TOPEKA, Kan. – The Kansas Senate is once again attempting to revise public health laws in response to criticism of the state’s handling of the COVID-19 pandemic. Last week, a bill to remove health officers’ authority to issue orders was passed, as was a bill guaranteeing visitation access to hospitalized family members. However, neither bill had enough votes to override a potential veto.

In November 2021, backlash against the pandemic response prompted Republicans to call the state’s first special legislative session, leading to the passage of a bill targeting employer vaccine mandates. Democratic Governor Laura Kelly signed the bill into law, stating that she wanted to “get it over with and move on.”

Despite this, many Republicans expressed the intention to continue pursuing public health legislation. Their efforts in the 2022 and 2023 sessions were unsuccessful but have been revived in 2024. Senator Mike Thompson, a Republican from Shawnee, expressed concerns about the lessons learned from the pandemic and emphasized the importance of protecting individual rights.

One of the bills currently under consideration is Senate Bill 391, also known as the “Constitutional Right to Health Freedom Act.” This bill aims to limit the authority of public health officers to quarantine and isolate individuals suspected or confirmed to have a disease. It has passed the Senate but still requires approval from the House.

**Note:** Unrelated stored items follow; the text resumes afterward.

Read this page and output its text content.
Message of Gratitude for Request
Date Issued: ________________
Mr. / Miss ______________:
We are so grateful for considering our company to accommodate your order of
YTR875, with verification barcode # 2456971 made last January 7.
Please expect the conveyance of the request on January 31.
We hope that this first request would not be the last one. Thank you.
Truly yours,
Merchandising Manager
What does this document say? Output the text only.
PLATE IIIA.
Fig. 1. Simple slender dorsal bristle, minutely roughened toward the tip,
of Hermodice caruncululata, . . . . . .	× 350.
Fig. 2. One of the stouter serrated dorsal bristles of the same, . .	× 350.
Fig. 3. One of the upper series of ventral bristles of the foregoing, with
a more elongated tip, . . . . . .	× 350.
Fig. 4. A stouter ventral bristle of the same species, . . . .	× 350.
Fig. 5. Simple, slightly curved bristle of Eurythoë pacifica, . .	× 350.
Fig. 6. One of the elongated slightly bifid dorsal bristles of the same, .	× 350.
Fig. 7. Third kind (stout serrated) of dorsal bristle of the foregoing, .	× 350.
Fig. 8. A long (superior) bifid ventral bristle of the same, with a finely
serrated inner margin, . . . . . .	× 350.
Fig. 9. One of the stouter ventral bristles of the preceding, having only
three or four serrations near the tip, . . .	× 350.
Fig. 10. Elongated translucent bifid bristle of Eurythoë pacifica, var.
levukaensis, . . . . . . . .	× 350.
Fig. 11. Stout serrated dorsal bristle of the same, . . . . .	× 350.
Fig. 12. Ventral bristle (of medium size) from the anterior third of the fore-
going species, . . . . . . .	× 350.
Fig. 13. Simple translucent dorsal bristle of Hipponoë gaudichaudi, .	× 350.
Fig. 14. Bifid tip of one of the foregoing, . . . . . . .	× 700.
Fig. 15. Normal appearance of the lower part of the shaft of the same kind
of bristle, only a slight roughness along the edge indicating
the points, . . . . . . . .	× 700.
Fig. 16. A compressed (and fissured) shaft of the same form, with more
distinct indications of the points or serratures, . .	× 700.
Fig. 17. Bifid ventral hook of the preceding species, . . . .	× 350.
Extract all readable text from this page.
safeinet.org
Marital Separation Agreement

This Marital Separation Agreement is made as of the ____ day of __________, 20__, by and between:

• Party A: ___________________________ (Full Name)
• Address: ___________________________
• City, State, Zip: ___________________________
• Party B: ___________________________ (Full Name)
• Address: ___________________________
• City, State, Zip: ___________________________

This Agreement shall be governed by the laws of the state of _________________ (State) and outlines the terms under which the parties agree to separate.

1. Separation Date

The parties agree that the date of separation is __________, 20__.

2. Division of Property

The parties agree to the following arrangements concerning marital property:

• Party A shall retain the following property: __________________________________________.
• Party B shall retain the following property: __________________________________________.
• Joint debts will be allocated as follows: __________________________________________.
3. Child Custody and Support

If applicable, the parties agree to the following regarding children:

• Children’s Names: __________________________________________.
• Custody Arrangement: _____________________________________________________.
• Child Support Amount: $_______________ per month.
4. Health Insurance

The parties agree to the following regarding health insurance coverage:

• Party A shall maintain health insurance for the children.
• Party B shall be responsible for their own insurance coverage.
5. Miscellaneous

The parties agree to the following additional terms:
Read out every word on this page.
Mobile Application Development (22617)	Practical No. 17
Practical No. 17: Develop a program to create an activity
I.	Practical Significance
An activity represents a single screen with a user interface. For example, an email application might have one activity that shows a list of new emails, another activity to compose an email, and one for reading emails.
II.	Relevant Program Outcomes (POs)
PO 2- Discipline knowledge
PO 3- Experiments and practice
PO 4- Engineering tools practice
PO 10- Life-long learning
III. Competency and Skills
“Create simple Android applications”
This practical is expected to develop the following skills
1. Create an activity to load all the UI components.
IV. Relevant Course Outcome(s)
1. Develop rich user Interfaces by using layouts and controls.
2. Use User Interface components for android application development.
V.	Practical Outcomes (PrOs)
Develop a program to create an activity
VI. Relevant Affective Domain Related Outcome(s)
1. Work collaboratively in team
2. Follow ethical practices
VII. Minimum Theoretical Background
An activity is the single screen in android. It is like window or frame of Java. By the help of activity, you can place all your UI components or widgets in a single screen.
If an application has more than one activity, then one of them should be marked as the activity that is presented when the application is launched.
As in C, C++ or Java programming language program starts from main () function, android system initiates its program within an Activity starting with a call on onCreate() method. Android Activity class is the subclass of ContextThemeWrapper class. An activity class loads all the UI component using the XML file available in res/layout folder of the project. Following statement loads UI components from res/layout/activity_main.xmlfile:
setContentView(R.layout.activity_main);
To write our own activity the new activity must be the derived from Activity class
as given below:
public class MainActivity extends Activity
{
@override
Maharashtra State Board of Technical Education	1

Another bill, Senate Bill 352, called the “John D. Springer Patient’s Bill of Rights,” seeks to ensure in-person visitation rights in medical care facilities. Supporters argue that it prioritizes individuals’ rights and prevents unnecessary policies from interfering with their access to care. This bill also passed the Senate but fell one vote short of a supermajority.

Critics of these bills, including Senator Cindy Holscher, a Democrat from Overland Park, warn of the potential consequences of limiting the authority of public health officers. They argue that without these measures, disease outbreaks could escalate and result in greater public health costs. Holscher cited a previous measles outbreak and the projected impact of not implementing isolation and quarantine measures.

As the bills move forward, concerns have been raised by organizations such as the Kansas Hospital Association and the Kansas Medical Society. They worry about unintended consequences as well as potential conflicts with federal regulations. Senator Kristen O’Shea, a Republican from Topeka, also raised concerns about the potential loss of federal funding if hospitals do not comply with Centers for Medicare & Medicaid Services infection control requirements.

Overall, the debate over public health legislation in Kansas continues to intensify as lawmakers grapple with striking a balance between individual rights and public health measures. The fate of these bills will depend on further legislative action and potential compromises between different stakeholders.